Beat Rechsteiner

Sein letzter Monat als Gesundheitsminister wird für Pascal Couchepin immer mehr zum Spiessrutenlauf. Für seine Prämienpolitik hagelt es Kritik von allen Seiten - und nun kommt von einzelnen Krankenkassen auch noch dicke Post hinzu. Gemäss einem Bericht der «SonntagsZeitung» reichen Swica, Concordia und KPT je eine Aufsichtsbeschwerde gegen Couchepins Departement des Innern und das Bundesamt für Gesundheit (BAG) ein.

Der Grund: Die Kassen fühlen sich gegenüber Konkurrenten benachteiligt. Ihr Vorwurf: Das BAG, das die Oberaufsicht über die Prämienfestsetzung hat, soll bei mehreren Kassen zu tiefe Prämien genehmigt haben. Und zwar, weil es so genannte Quersubventionierung nicht nur toleriere, sondern sogar fördere, wie Concordia-Chef Nikola Dittli in dem Zeitungsbericht zitiert wird. Mit Quersubventionierung ist gemeint, dass die betreffenden Kassen Geld aus den teuren Zusatzversicherungen in die Grundversicherung stopfen, um dort attraktive Prämien anbieten zu können. Die Leidtragenden davon sind jene, die sich für viel Geld Zusatzversicherungen leisten.

Hoffnung auf mehr Transparenz

Couchepins Sprecher Jean-Marc Crevoisier wollte sich zu den Beschwerden gestern nicht äussern. Diese seien bisher noch gar nicht eingetroffen, daher könne er auch zu den Konsequenzen nichts sagen. Heute Montag will man im Departement weitere Abklärungen treffen.
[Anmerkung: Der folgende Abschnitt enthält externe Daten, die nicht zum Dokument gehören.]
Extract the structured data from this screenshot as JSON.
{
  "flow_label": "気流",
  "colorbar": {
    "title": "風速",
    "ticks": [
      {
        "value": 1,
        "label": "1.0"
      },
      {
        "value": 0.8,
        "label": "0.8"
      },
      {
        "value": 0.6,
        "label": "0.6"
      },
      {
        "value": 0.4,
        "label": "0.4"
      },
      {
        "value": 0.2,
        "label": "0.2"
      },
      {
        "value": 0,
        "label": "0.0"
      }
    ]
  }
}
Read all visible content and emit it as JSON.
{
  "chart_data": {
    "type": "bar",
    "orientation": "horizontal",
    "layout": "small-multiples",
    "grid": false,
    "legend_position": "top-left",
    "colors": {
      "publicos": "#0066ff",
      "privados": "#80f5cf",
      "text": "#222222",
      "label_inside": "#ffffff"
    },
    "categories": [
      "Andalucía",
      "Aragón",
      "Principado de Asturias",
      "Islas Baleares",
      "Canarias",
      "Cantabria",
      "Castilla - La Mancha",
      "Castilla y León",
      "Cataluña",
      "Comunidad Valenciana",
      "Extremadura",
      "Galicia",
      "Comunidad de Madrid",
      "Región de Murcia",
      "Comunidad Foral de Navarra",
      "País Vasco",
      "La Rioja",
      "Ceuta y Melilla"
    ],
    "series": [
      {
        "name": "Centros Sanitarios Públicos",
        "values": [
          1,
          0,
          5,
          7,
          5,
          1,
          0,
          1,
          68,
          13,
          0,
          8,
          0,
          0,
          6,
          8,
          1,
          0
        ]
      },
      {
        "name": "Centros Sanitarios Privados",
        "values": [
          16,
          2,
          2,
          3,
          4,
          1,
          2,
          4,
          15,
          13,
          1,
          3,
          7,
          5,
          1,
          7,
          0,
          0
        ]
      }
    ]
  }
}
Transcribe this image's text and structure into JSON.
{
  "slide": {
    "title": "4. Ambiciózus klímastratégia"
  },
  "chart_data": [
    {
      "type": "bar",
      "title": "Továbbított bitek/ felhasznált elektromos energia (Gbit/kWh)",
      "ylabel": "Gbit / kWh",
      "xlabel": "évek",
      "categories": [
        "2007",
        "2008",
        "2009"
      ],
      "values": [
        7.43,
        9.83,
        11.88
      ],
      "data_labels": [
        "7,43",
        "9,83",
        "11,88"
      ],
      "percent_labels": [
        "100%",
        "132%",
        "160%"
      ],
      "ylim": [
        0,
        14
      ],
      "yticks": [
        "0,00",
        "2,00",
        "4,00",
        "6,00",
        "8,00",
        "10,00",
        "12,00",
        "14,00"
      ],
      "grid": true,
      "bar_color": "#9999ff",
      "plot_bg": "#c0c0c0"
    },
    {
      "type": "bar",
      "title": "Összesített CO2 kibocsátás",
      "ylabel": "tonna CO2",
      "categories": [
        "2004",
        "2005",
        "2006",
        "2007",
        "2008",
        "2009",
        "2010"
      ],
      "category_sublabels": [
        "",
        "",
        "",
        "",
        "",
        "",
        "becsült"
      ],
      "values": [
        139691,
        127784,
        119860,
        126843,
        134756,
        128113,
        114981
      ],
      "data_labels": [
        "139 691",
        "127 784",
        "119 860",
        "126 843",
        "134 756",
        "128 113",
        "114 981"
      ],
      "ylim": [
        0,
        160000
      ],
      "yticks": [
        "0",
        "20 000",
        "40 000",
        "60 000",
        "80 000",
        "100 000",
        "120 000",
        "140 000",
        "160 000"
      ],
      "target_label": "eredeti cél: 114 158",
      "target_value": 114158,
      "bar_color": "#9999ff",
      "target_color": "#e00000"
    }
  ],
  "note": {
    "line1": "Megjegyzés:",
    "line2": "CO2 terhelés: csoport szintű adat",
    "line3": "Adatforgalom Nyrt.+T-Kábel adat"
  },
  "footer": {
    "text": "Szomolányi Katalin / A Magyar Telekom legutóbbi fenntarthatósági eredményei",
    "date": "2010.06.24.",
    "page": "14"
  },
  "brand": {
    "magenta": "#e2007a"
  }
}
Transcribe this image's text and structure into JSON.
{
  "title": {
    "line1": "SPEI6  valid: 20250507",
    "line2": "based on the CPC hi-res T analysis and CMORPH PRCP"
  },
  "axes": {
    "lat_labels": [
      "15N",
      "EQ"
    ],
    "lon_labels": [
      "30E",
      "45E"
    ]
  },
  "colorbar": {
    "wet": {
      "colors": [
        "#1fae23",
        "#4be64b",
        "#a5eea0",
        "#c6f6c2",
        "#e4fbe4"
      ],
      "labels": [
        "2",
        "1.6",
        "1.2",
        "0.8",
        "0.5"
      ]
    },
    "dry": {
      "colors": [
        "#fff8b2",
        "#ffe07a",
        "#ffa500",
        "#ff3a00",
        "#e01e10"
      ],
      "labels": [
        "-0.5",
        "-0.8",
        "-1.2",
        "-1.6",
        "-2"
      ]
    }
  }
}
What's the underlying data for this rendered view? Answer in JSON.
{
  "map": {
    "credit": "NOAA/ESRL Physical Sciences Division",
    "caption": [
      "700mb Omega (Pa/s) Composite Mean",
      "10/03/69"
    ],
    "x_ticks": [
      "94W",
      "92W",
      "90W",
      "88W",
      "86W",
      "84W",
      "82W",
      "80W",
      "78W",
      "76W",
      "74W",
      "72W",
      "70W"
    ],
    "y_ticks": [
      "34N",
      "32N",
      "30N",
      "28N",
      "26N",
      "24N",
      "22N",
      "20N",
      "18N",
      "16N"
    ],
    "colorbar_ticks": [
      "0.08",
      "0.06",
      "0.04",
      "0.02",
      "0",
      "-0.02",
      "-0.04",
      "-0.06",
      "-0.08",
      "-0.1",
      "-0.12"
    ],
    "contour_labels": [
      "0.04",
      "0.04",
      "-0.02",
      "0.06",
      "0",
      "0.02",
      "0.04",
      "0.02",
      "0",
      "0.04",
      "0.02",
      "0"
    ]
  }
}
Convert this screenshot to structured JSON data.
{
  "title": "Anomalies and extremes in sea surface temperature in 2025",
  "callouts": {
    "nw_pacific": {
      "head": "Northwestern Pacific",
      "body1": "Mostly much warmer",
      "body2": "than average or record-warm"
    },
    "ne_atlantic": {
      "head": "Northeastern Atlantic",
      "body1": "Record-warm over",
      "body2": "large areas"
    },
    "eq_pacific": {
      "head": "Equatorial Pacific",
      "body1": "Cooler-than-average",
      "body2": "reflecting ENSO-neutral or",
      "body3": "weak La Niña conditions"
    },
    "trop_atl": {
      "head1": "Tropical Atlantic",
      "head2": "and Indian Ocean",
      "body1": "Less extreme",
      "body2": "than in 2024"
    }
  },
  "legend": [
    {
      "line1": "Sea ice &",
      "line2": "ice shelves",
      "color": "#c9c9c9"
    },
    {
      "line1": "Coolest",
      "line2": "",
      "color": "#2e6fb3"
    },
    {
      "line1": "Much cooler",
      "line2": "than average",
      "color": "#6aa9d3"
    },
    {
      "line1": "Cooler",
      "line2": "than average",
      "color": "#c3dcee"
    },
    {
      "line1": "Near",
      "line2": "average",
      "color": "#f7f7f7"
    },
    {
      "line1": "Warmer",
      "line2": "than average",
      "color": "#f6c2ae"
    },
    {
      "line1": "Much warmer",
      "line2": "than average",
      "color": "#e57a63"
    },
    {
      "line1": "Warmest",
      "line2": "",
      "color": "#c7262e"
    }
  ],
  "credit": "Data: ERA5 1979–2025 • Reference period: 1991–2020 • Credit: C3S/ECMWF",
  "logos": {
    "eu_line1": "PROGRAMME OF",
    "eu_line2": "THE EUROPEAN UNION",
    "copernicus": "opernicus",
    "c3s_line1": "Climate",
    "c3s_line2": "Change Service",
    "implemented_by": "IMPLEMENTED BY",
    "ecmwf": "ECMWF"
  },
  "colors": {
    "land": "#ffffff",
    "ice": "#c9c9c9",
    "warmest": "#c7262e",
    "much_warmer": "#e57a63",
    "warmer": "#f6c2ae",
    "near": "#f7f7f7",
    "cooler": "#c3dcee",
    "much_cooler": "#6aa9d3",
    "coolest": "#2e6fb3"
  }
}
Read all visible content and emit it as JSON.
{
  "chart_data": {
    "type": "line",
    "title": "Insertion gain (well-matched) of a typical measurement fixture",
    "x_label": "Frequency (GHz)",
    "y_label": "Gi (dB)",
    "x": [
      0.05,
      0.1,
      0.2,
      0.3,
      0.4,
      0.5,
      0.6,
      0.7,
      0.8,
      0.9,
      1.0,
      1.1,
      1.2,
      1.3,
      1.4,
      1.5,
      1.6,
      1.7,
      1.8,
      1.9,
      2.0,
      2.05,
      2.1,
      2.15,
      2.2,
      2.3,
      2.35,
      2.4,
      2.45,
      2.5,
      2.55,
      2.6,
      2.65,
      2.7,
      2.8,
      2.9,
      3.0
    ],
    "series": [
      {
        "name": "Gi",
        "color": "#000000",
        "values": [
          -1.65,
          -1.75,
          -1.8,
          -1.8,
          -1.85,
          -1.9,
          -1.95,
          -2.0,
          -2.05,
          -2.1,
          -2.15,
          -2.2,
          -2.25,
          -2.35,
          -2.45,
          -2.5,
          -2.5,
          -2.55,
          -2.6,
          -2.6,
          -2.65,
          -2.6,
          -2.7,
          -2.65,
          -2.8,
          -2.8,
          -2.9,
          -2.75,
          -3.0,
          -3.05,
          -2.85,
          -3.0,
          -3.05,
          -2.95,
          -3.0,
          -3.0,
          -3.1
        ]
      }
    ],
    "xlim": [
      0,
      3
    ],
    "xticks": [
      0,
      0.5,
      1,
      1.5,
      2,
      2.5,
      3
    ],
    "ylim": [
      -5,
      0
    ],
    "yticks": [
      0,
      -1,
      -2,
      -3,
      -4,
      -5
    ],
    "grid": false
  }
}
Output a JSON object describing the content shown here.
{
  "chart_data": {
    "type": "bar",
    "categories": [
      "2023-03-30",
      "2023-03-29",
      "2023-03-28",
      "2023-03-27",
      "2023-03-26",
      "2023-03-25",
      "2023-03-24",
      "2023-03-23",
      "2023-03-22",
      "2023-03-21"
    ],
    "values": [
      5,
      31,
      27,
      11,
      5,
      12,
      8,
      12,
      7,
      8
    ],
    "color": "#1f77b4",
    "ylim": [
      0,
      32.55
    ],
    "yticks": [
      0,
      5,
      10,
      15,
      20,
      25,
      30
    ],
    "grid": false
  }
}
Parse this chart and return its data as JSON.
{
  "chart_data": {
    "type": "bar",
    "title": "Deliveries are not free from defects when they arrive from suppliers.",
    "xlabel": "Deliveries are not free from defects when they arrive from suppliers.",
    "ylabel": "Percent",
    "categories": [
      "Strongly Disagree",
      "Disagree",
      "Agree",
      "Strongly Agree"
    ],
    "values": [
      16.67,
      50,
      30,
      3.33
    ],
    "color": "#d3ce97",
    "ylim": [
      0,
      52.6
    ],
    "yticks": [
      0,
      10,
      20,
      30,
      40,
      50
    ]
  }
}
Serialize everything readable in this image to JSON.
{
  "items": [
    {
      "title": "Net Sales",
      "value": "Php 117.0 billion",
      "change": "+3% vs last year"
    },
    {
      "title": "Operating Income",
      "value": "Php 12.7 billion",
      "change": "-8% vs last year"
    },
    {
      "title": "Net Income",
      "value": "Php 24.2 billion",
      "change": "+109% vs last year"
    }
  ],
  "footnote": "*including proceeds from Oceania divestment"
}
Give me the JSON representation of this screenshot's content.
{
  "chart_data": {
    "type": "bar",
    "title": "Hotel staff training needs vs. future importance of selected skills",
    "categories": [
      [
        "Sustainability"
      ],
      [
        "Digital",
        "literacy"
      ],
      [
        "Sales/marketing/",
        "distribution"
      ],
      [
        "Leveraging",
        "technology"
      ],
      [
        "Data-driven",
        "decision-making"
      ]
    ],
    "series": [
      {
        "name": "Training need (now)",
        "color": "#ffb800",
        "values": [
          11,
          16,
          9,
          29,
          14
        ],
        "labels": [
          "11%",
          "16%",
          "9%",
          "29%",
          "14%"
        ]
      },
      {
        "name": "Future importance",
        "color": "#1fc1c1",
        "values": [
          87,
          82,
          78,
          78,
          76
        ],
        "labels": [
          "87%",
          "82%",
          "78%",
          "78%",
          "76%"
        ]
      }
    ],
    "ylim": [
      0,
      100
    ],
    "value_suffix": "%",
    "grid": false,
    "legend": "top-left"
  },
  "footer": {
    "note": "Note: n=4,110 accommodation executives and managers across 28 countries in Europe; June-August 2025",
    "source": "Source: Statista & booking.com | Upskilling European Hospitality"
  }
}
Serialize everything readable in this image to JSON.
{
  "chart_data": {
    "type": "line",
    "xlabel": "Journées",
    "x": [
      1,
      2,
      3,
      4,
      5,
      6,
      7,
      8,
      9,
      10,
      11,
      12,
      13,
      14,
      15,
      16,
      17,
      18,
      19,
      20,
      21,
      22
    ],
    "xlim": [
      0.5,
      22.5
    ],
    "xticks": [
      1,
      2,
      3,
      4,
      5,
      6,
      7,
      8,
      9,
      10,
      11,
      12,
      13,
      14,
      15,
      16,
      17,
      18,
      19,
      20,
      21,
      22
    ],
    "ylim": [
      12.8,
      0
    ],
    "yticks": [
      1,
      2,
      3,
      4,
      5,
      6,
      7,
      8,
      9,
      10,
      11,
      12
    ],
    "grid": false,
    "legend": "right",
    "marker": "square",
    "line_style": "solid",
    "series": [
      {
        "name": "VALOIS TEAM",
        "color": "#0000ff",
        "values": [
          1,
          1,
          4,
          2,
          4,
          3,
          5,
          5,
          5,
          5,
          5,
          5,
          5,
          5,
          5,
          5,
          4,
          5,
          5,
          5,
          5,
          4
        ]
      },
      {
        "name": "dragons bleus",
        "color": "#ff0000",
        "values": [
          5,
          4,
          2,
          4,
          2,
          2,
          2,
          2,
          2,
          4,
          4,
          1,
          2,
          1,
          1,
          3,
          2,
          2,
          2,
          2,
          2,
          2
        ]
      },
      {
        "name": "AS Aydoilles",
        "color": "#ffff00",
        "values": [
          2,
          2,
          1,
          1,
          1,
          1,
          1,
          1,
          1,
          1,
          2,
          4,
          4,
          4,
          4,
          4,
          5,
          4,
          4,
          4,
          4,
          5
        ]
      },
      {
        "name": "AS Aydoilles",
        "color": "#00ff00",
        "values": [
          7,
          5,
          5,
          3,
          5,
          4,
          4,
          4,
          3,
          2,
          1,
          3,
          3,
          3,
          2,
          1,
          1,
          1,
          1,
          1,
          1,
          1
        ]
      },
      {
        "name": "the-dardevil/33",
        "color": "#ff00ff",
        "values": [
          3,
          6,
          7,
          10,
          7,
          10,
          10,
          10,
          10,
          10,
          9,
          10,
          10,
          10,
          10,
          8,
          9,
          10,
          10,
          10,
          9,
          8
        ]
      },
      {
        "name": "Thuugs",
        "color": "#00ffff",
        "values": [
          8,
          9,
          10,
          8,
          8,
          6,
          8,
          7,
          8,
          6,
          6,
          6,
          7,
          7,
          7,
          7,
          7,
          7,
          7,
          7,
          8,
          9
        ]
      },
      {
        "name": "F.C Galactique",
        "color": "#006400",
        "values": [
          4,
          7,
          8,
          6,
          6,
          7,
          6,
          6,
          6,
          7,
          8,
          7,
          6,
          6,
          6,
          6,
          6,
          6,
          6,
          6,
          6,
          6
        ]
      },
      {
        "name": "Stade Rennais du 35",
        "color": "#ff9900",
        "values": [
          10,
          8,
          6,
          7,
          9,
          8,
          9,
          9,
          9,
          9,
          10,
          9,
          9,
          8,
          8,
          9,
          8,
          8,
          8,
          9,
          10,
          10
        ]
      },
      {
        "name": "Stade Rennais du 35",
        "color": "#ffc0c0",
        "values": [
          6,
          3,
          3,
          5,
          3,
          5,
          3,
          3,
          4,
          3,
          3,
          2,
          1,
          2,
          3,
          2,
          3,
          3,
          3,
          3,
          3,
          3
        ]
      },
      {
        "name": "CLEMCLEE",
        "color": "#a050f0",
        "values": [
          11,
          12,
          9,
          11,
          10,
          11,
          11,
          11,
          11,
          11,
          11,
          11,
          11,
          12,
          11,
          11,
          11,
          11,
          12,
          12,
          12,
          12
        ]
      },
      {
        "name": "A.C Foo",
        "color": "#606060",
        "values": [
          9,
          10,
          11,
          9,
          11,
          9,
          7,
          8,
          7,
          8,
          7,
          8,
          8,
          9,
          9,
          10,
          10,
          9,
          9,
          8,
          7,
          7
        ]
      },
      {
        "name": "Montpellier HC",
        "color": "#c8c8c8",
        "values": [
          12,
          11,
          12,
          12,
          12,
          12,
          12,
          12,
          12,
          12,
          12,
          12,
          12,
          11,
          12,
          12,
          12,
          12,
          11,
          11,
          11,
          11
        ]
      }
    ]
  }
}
Auch aus Sicht von Felix Schneuwly, Sprecher des Krankenkassenverbands Santésuisse, sind die rechtlichen Folgen der Beschwerden vorderhand noch offen.

Auf politischem Parkett hingegen stösst das Vorgehen der drei Krankenkassen über die Parteigrenzen hinweg auf Verständnis. Wie Nachfragen dieser Zeitung bei Gesundheitspolitikern ergaben, sind die Quersubventionierungen vielen ein Dorn im Auge. «Die Beschwerden sind richtig», sagt beispielsweise FDP-Nationalrätin Marianne Kleiner. «Es geht nicht an, dass man Zusatzversicherte schröpft, um tiefe Grundversicherungsprämien anbieten zu können.» Die Beschwerden werden von Parlamentariern als Chance gesehen, um die gesamte Prämienfestsetzung transparenter zu machen. Daran, so lautet die Kritik von links bis rechts, mangle es mit dem jetzigen System.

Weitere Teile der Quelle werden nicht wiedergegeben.